By David Mann

“For here there is no place
that does not see you. You must change your life.” 

– Rainer Maria Rilke, Archaic Torso of Apollo

So, we’ve arrived at the end of another National Arts Festival. What is there to say? How do we begin to untangle and make sense of the myriad encounters and experiences of 11 days of visual art, theatre, live music, literature, talks and public performance? 

I’ve covered the National Arts Festival for a decade now. Some things have changed while others remain the same. The town is a little worse for wear, and the shape of the Festival has shifted, grown smaller and more concentrated, but the quality of work on offer at the Festival, and the rare commitment of its artists, is as evident to me now as it was back then. Although in a different format, Cue endures, too. 

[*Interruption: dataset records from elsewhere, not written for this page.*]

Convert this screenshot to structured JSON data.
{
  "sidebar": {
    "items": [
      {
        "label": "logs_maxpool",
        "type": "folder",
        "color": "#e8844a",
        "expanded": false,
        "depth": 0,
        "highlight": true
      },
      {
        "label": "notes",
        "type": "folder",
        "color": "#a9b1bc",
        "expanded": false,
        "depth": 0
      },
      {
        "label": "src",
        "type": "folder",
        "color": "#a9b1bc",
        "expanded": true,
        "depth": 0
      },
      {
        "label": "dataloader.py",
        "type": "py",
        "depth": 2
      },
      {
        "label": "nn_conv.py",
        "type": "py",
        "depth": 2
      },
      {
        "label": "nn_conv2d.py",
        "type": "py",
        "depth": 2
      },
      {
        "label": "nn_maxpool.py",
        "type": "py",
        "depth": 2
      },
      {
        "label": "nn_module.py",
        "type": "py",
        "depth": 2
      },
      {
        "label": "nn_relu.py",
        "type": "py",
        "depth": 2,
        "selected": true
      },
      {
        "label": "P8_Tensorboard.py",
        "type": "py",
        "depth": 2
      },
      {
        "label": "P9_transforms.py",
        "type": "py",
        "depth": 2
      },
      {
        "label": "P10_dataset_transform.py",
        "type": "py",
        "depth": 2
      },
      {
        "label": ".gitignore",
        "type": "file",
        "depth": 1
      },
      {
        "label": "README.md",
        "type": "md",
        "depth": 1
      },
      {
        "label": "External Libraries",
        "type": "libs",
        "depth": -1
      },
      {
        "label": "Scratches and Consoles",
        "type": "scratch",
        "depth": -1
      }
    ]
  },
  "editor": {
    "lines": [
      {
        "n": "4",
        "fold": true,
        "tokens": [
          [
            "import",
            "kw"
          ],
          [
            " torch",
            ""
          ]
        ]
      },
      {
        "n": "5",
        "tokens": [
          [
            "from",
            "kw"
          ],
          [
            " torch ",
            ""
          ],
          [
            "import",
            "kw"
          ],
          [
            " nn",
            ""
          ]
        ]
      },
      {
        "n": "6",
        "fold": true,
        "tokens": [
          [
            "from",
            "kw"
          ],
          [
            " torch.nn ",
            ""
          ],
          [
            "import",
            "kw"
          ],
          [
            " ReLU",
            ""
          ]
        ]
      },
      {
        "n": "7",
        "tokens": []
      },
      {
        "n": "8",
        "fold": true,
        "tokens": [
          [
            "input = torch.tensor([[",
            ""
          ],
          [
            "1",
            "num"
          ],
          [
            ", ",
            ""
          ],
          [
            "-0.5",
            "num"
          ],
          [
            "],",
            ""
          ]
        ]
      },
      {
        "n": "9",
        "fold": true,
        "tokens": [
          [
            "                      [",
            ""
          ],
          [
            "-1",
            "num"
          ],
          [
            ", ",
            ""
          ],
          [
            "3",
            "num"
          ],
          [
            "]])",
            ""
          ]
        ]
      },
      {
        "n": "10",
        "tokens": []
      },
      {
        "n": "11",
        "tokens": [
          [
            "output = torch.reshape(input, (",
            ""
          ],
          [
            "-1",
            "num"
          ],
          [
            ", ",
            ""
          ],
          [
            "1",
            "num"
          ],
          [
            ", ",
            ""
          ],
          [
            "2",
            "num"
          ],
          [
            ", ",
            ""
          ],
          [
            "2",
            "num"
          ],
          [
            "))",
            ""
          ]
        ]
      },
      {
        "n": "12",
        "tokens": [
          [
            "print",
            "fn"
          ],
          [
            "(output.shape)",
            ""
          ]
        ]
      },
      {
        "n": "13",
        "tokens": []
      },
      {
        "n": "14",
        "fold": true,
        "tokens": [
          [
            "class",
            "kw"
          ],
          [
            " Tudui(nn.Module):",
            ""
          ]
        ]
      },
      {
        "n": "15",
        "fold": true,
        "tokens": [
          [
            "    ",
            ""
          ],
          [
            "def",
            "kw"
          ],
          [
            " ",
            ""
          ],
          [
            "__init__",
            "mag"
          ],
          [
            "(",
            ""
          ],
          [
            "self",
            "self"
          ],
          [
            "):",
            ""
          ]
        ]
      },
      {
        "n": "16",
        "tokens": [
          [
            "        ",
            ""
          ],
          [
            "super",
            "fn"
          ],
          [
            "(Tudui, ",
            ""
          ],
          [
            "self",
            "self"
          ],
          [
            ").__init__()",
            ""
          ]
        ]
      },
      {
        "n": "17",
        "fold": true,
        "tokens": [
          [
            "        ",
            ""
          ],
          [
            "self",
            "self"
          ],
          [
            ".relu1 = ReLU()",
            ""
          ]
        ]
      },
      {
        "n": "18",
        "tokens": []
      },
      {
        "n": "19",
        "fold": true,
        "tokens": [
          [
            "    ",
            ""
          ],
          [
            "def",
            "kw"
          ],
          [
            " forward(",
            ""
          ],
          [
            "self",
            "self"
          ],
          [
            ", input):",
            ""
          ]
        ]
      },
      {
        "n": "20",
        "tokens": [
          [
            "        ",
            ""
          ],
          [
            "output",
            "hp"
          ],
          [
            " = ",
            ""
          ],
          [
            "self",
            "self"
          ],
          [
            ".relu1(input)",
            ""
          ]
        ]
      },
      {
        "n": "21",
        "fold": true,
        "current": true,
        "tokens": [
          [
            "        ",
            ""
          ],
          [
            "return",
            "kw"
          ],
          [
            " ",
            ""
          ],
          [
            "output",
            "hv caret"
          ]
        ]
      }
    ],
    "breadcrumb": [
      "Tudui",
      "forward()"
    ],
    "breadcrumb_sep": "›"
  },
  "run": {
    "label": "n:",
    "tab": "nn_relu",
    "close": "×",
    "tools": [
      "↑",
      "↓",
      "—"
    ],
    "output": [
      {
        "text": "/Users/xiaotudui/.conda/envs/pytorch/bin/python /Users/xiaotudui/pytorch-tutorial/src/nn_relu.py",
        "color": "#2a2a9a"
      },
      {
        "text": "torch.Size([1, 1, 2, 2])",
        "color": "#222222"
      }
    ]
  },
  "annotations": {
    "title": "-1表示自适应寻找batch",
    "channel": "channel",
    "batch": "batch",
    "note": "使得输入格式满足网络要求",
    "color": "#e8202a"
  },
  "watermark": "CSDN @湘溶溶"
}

Over the course of the Festival, Cue has dispatched its writers, photographers, filmmakers and broadcasters into nearly every venue, concert hall, gallery and public space across Makhanda. We’ve seen jazz that broke open the sky, exhibitions that refused neat interpretation, and performances that helped make new sense of the world and our places in it. 

We had the rare opportunity of collective conversations with the city, the country, and the broader world through the lens of art. We have provided a record of these conversations, moments, and reflections, but we have also contributed to them and in turn, become edified by them – changed. 

Like Rilke, standing before a work of art and walking away as a different version of himself, we have emerged with new ways of seeing. The hope is that our readers – the artists, audience members, first-time visitors to the Festival and die-hard fans – have had a similar experience. 

As Cue’s 2023 coverage continues to ripple out and reach readers, viewers and listeners across the country, may it serve as a growing, living archive of the inimitable power of South African art, and of the National Arts Festival’s vital contribution to it all.